For all the hype about grit and growth mindset as catalysts of change, there is little scientific evidence to show that we can actually boost people’s grit or growth mindset beyond their personal default level. Rather, these qualities behave much like other personality traits, so they are found in different degrees in different people. Paradoxically, a growth mindset is more fixed than dynamic.
Last, but not least, we all strive to make our environments as predictable and unthreatening as possible. The mere thought of change is threatening and frightening, which is why we gravitate toward the familiar and are generally happier with the devil we know. This may sound counterintuitive in an age that glorifies disruptive rule breakers with no tolerance for boredom and routine, but it is still the reality for most people. And that’s okay. Life is complex enough to abandon the possibility of controlling and managing some of its elements, and the more predictable most things are, the more freedom we have to pursue innovation and change in others.
However, there is also a cost to this. We become increasingly programmed to behave in more similar ways, and our growing ability to adapt to environments decreases our ability (and willingness) to change. The psychological term for this is niche-picking, and it speaks to a reciprocal relationship between our habits and the challenges and problems that benefit from them.
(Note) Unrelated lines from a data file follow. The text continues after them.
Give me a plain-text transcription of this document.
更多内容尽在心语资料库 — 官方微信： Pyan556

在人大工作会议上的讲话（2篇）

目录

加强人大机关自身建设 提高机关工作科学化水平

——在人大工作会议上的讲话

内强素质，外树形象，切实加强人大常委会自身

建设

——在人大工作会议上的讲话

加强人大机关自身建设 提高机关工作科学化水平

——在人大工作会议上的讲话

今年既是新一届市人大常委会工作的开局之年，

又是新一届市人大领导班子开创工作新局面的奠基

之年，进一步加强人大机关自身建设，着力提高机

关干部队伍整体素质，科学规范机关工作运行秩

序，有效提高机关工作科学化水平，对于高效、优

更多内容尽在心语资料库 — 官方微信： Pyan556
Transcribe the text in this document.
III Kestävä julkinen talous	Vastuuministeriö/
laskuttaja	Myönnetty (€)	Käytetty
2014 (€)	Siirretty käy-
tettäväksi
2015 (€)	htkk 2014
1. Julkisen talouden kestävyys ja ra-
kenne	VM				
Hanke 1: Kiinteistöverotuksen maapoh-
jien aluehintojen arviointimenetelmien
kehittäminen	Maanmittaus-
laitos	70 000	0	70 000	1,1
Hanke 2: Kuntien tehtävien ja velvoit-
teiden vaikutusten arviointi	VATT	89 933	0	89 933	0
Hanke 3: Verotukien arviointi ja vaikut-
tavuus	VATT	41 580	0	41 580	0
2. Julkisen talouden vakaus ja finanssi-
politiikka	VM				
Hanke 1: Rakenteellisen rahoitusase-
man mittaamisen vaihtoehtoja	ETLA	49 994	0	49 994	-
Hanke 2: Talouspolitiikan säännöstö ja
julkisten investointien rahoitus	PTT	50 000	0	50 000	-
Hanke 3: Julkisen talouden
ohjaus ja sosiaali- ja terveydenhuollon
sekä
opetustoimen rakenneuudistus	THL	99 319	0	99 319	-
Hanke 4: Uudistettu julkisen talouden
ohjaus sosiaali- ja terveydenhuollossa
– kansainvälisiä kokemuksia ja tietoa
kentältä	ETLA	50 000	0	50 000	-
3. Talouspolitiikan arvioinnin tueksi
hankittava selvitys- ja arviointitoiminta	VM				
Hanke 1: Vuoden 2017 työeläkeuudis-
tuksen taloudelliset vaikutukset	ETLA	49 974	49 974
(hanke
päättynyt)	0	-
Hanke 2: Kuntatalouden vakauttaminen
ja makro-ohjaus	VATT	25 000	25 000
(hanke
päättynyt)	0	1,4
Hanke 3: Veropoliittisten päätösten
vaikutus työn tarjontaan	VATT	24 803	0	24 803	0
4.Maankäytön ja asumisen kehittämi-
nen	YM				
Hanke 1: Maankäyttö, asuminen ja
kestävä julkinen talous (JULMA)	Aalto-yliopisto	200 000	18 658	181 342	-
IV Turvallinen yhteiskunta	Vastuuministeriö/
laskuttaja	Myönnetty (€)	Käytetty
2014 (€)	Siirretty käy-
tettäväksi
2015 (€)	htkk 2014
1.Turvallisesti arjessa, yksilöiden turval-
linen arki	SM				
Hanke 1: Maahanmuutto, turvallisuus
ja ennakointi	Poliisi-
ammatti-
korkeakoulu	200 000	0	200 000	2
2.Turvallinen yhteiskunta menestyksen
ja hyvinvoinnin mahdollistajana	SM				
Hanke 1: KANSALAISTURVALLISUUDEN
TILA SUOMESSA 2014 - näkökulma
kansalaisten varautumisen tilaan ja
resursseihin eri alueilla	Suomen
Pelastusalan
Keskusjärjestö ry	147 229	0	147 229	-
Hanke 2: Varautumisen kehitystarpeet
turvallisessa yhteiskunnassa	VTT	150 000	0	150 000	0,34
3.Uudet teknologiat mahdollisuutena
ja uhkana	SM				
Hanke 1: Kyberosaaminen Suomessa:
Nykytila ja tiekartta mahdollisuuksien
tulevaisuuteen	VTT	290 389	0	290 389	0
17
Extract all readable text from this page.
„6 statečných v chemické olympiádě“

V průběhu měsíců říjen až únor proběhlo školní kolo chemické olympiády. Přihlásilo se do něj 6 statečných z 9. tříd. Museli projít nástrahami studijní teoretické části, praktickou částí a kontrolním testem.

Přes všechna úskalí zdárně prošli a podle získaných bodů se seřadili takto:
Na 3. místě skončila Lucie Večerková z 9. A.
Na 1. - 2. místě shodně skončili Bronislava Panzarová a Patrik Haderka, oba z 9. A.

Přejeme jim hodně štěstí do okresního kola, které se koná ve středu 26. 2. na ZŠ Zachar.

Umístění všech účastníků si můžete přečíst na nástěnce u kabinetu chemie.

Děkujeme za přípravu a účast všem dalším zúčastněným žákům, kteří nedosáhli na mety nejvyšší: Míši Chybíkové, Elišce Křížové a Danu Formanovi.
Sociable people will seek social situations where their ability to interact with others is a natural adaptation. These situations will in turn reward and enhance their sociability. This creates a snowball effect that makes it less and less appealing (and adaptive) for them to spend time on their own. By the same token, people who are naturally more introverted will tend to avoid situations of rich social interaction, preferring instead to spend time on their own (reading, thinking, watching movies). This, in turn, will enhance their ability to adapt to solitary environments while reducing their ability to interact with strangers. Because these mechanisms are in place from a very early age, the longer we wait to try to break these cycles, the harder it is to break them.
Changing and becoming a better version of ourselves is possible. But that change is going to be hardest when we are not truly committed and when it involves going against our nature. A hack that promises to help us can’t when it depends on us having to unlearn our deep-rooted patterns of adapting. That’s why playing to our strengths is much easier, to the point of not requiring much effort at all. It’s a bit like being asked to start next year by being ourselves.